Şahadet…
Sağlığında Hazreti Ömer’in şahadet müjdesinin ardından kendi hayatını göz önüne alarak “şahadet kim, ben kim?” diye kendisine layık göremediği bir ulvîlik…
Peygamber efendimizin (SAV) peygamberlikten sonra gelen makam, diye tavsif ettiği…
Allah’ın (C.C) Kur’an-ı Kerimde ölü denmesini bile yasakladığı bir yüce makam…
Şahadetin ana şartı, ayeti kerimede ve sünneti seniyyede bellidir.
Allah yolunda ölmek…
Allah yolundaki ölümü Resulüllah’ın hadislerinde görüyoruz…
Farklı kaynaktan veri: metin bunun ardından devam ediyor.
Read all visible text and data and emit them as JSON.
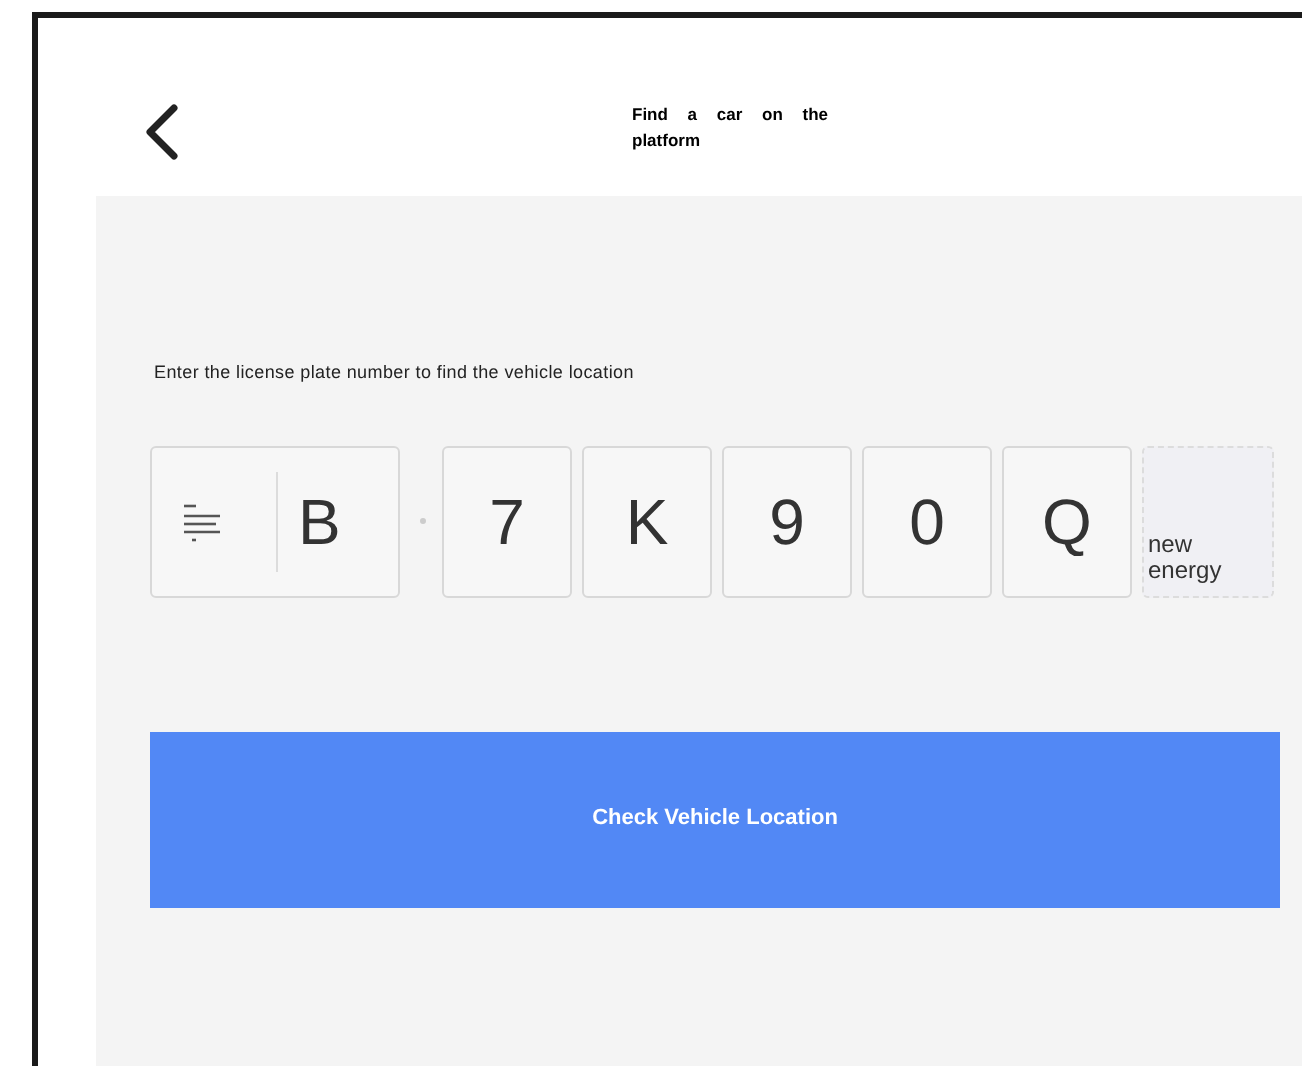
{
  "header": {
    "title": "Find a car on the platform"
  },
  "prompt": "Enter the license plate number to find the vehicle location",
  "plate": {
    "region_letter": "B",
    "characters": [
      {
        "char": "7",
        "selected": false
      },
      {
        "char": "K",
        "selected": false
      },
      {
        "char": "9",
        "selected": false
      },
      {
        "char": "0",
        "selected": false
      },
      {
        "char": "Q",
        "selected": false
      }
    ],
    "new_energy_label": "new energy"
  },
  "button": "Check Vehicle Location"
}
Müslümanların mukaddesatının korunmasını Müslüman’a farz kılan Allah’ın koyduğu kıstaslar.
Din ve vatan…
Millet ve milletin bağımsızlık, inanç, hayat, çevre gibi ihtiyaç alanları..
Bir bütünüyle mukaddesatın korunması için verilen savaş, Allah yolunda savaş…
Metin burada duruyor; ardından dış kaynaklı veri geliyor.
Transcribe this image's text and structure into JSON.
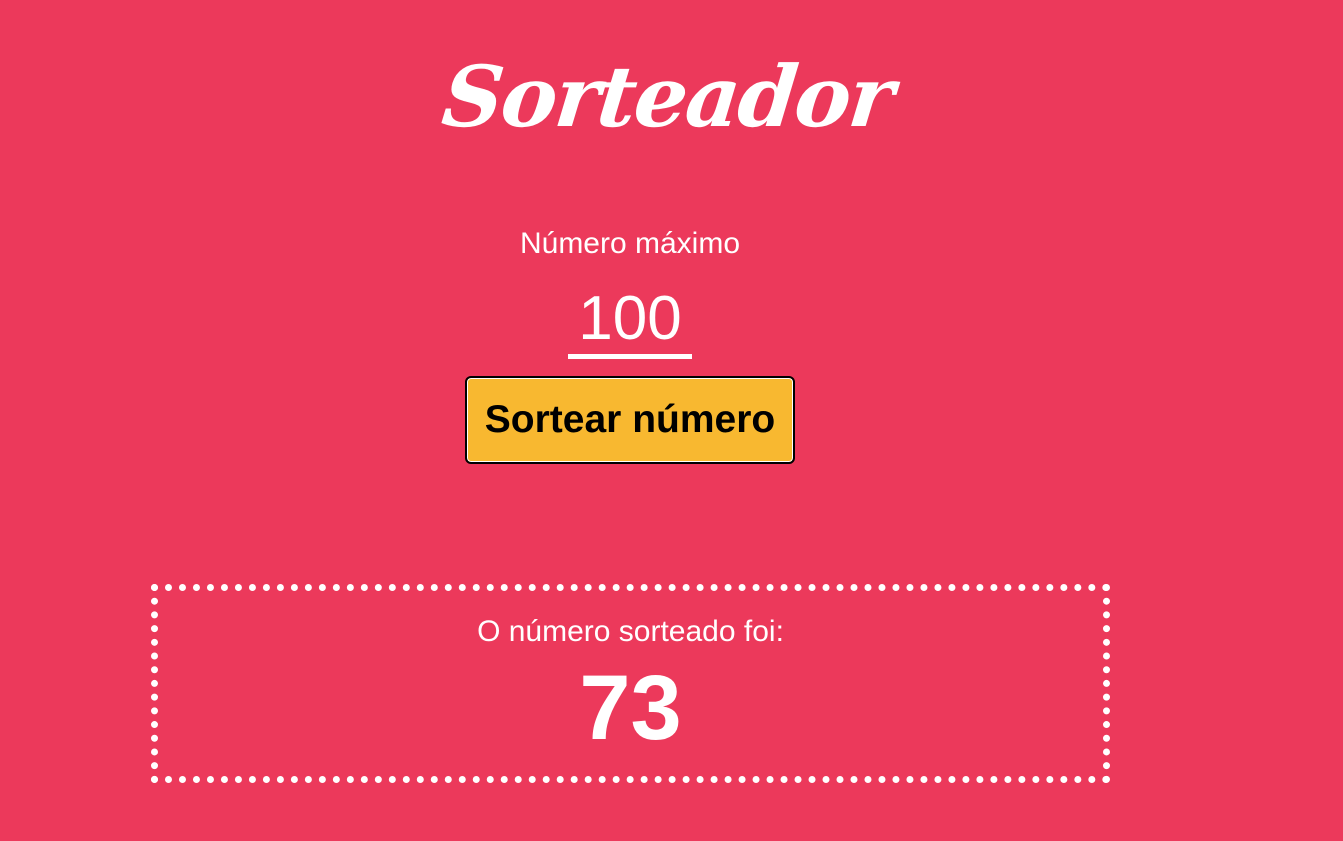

Ve bu yoldaki ölümde şahadettir.
Bu kıstası biliyor başvekil…
Bu kıstaslara da inandığını sanıyorum…
Ama gündeme aldıkları şahadeti tanımını bir Müslüman’ın kabullenmesi o makama ihanettir.
Diyeceksiniz…
Şehide kelle diyen biri, şehitlerin katiline sayın diyen biri…
Şehidin anasıyla katilin anasını bir araya getirip ikisini eş tutan ve ikinizin de evlatlarına üzülüyoruz diyen biri…
Yüzlerce şehidin kapısına uğramayıp teröristlerin acısına ortak olduğunu ilan eden, onlar için ağlayan biri için böylesi şaşkınlıklar normal değil mi?
Siz de haklısınız.
Bir savaşın mağdurları vardır.
Bir savaşın gazileri vardır…
Ve şehitleri vardır.
Bunun hepsini aynı kaba koyarsanız ve o hatun bayanın dinden diyanetten hatta sosyal edepten uzak saygısızca yorumlarına eyvallah der ve dedirtirseniz…
Bunu bir yasaya bağlarsanız.
AHİM başta olmak üzere eşitlik ilkesini öne çıkararak PKK lıların hepsine geberdiği için şehit muamelesi yapmaya mecbur bırakırsınız ülkeyi…
Size göre normal olsa bile…
BU millet Müslüman’dır ve bir devlet geleneğine sahiptir.
Paçanızı kurtaramazsınız bu dünyada.
Öteki dünyada zaten yakanız peygamber komşularının elinde kalacaktır.